Image by Twitter/@mattselman
The famously enigmatic novelist Thomas Pynchon, whose works include “Gravity’s Rainbow” and “Inherent Vice,” is a WASP; one of his ancestors rode into England with William the Conqueror. Still, some of the National Book Award winning author’s most memorable moments have been Jewish. In honor of his 80th birthday yesterday, here they are.
1) When he almost shared a latke recipe on “The Simpsons”
“The Simpsons” can land cameos of which other television series can only dream, Pynchon among them. The author has appeared twice, both times wearing a paper bag over his head; in his second clip, discussing a buffet with Lisa Simpson, he comments on some chicken wings “I’ll put this recipe in the ‘Gravity’s Rainbow’ cookbook, right next to ‘The Frying of Latke 49.’” The joke, which referenced Pynchon’s book “The Crying of Lot 49,” was suggested by Pynchon himself. We could kvell.

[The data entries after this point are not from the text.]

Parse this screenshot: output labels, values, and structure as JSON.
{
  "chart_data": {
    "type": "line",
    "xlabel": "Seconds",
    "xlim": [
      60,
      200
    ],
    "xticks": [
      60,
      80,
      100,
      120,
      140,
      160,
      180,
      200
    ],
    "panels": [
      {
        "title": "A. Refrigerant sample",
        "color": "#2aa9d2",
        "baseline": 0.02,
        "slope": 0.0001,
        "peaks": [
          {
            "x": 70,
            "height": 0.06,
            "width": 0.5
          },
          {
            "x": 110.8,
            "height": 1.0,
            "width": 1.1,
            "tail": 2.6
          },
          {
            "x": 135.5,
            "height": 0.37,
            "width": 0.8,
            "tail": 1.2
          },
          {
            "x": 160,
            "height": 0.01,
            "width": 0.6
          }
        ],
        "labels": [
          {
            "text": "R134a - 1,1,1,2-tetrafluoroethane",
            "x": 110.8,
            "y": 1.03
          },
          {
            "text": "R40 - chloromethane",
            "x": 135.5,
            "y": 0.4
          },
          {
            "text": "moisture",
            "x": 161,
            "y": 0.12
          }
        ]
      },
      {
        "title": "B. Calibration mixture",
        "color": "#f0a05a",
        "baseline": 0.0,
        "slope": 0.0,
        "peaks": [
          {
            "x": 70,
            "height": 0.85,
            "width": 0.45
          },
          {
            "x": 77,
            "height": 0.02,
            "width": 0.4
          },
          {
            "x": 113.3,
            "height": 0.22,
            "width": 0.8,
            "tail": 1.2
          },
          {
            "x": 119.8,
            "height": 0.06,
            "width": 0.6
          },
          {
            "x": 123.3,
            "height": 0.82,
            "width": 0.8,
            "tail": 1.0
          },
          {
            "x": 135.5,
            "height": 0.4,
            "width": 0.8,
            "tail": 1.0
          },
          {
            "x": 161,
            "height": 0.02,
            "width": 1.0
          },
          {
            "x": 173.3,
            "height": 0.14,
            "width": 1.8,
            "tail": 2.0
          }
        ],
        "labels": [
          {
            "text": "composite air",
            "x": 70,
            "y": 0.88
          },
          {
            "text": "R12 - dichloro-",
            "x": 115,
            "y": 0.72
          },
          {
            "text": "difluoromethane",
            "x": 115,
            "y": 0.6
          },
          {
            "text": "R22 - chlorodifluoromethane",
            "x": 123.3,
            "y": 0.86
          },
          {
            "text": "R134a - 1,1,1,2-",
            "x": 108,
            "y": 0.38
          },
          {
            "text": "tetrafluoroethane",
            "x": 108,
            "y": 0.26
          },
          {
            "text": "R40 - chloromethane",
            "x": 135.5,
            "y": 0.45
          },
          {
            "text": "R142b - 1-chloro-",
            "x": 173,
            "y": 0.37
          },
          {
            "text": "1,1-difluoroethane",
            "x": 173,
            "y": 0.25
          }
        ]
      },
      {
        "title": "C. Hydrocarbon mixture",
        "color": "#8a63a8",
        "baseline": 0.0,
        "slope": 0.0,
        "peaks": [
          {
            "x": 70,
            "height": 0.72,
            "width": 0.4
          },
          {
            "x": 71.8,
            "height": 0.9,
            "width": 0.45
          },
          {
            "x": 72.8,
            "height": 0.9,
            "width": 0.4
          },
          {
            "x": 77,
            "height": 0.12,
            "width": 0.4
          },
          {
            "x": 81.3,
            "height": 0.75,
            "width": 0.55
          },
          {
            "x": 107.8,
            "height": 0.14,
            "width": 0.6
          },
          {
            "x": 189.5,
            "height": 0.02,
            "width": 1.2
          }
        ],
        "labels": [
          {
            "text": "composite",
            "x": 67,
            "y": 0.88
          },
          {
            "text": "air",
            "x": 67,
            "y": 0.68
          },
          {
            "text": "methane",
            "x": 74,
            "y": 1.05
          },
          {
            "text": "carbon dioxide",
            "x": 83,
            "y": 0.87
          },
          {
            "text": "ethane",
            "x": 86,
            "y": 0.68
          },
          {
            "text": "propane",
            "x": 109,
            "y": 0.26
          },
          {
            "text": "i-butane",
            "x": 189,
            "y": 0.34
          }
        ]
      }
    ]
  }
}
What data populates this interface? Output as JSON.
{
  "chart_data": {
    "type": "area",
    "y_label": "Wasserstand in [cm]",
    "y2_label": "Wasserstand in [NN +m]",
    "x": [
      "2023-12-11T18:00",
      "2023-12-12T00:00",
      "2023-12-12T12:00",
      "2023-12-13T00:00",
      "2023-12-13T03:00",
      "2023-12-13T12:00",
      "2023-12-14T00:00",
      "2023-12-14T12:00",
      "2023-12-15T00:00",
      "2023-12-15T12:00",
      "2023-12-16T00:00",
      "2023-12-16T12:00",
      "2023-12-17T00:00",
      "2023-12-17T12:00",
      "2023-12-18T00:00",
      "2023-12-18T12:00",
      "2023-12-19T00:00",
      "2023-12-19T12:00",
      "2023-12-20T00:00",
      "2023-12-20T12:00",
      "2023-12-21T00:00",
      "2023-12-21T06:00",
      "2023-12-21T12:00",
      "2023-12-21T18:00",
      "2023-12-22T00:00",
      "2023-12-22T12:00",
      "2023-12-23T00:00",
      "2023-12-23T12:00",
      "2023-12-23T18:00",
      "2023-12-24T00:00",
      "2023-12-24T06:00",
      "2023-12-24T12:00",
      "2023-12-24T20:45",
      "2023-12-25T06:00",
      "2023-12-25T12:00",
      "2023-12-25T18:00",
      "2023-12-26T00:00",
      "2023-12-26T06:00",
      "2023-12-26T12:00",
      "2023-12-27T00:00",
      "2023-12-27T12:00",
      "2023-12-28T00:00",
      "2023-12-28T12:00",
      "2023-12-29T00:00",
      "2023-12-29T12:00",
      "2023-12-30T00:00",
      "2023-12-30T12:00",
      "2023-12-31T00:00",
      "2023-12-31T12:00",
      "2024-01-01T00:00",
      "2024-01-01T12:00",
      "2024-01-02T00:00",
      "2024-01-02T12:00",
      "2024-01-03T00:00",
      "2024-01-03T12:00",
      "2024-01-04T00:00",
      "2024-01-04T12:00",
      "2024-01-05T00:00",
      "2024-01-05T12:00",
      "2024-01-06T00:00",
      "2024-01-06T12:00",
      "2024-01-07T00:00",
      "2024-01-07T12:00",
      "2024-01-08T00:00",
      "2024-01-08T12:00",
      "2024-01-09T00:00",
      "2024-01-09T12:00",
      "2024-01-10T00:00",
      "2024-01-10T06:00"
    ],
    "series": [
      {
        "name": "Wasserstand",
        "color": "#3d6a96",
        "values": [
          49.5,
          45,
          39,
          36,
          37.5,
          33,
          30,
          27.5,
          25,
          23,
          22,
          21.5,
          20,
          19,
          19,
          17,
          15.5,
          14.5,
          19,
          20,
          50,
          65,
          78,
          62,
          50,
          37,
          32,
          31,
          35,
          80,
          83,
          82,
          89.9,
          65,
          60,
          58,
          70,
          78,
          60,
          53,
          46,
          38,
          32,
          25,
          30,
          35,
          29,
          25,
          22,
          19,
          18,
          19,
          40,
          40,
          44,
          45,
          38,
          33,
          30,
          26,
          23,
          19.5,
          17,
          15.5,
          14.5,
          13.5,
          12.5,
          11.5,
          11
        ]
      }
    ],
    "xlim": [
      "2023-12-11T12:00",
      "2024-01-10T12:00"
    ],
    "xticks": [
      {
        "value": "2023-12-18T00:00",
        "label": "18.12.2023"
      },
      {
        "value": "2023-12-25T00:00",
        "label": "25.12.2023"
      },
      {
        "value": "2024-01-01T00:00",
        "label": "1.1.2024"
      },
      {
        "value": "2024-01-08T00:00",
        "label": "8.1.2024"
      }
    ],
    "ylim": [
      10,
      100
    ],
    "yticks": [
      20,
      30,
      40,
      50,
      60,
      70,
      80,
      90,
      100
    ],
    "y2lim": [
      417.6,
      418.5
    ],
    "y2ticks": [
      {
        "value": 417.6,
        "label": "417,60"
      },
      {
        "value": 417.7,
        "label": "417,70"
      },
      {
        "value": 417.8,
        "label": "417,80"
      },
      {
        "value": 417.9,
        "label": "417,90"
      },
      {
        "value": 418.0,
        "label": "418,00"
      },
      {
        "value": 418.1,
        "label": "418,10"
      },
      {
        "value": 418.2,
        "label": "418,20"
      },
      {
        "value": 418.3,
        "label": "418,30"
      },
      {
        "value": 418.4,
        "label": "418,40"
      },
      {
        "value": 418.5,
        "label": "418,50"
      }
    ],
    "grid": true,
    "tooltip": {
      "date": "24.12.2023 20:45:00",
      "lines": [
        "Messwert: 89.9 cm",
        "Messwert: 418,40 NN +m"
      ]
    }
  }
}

2) When he sent a Jewish comic to accept his National Book Award
By 1974, when Pynchon won a National Book Award for “Gravity’s Rainbow,” his distaste for the spotlight was well known — and, as a result, not many people knew what he looked like. When a man took the stage to accept Pynchon’s award at the ceremony, some in the audience assumed he was Pynchon.
It was, in fact, Jewish comedian Professor Irwin Corey, who Pynchon’s publisher Thomas Guinzburg had arranged to accept the award on Pynchon’s behalf. Corey, who The New York Times noted billed himself as “the world’s greatest expert on everything,” delivered an impassioned series of, as the Times reported, “bad jokes and mangled syntax.” At the end of his speech — of course — a streaker ran through the audience. Corey called the man “Mr. Knopf” — another Jew?

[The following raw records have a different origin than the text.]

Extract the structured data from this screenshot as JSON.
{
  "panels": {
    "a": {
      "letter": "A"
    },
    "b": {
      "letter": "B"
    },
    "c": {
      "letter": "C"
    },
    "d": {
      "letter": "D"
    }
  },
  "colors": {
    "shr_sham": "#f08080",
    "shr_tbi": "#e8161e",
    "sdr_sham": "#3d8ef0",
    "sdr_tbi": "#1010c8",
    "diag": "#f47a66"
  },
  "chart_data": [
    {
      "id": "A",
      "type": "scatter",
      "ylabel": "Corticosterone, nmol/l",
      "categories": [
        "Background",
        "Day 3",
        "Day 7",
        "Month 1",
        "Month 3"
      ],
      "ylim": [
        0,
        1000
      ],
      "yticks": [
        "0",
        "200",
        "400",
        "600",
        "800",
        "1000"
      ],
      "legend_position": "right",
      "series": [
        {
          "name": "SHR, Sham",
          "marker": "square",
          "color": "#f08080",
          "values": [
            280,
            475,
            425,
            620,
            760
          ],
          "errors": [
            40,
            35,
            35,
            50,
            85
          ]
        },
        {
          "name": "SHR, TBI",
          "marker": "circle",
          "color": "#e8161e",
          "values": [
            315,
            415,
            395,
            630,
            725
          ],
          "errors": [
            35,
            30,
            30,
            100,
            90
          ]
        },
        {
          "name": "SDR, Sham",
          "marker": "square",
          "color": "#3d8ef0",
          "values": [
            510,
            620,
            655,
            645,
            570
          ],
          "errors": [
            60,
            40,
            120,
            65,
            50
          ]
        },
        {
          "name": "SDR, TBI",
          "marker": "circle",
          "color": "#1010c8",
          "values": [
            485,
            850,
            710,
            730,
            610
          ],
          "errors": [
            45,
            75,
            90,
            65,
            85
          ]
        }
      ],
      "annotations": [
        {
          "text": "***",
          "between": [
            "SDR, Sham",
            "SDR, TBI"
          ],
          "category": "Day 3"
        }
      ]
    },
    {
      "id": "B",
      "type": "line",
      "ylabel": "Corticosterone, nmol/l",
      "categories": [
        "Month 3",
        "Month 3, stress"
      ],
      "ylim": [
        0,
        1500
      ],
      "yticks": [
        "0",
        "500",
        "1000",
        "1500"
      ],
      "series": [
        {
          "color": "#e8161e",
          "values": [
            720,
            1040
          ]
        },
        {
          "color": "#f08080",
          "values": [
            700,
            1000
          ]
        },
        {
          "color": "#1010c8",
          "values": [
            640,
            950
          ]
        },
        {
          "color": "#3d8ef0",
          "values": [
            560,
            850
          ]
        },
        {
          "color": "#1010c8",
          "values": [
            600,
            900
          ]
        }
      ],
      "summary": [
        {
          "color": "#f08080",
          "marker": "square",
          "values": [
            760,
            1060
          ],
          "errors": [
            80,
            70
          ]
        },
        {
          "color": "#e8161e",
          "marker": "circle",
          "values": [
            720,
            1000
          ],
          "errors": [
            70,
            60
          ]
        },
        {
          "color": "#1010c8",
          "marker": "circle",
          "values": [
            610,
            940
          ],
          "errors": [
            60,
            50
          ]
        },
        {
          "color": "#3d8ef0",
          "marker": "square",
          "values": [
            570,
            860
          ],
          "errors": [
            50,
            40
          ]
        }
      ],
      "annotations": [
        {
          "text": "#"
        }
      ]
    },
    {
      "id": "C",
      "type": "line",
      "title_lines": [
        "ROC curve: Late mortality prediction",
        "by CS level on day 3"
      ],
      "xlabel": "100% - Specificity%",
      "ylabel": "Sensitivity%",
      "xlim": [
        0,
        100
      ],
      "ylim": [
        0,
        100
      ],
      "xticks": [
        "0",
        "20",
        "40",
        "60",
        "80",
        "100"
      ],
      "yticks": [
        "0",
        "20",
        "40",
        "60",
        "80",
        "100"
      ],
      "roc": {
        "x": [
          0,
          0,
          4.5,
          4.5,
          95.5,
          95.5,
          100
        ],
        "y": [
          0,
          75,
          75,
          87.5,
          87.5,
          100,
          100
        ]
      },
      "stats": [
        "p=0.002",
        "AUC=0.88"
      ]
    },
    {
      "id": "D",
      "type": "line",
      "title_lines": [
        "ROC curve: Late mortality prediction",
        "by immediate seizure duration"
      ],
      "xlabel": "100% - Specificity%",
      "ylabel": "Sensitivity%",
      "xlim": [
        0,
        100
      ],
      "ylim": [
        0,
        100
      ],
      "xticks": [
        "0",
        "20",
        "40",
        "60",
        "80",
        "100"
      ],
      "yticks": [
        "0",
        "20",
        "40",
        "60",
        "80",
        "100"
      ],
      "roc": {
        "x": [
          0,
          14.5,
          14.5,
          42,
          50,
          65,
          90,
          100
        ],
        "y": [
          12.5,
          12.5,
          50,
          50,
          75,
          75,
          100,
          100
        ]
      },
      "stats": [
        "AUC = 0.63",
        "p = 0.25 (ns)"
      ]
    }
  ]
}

To cap the whole episode off, that year Pynchon shared the National Book Award for Fiction with Isaac Bashevis Singer. The latter accepted his award by sending a speech from Israel. Corey didn’t stick around to deliver it.
3) When he chronicled the ills of “Obsessive Yenta” syndrome
Pynchon’s 2013 novel “Bleeding Edge” prompted The Paris Review’s Gary Lippman to ask “If Bill Clinton was our ‘first black President,’ can Pynchon now be declared our most Judaical WASP?” Lippman noted that the novel featured the aforementioned “Obsessive Yenta syndrome,” characters appealing that one another “mensch up,” and most bizarrely, a nod to the distinction between Ashkenazic Yiddish and the German Hochdeutsch, or mother tongue.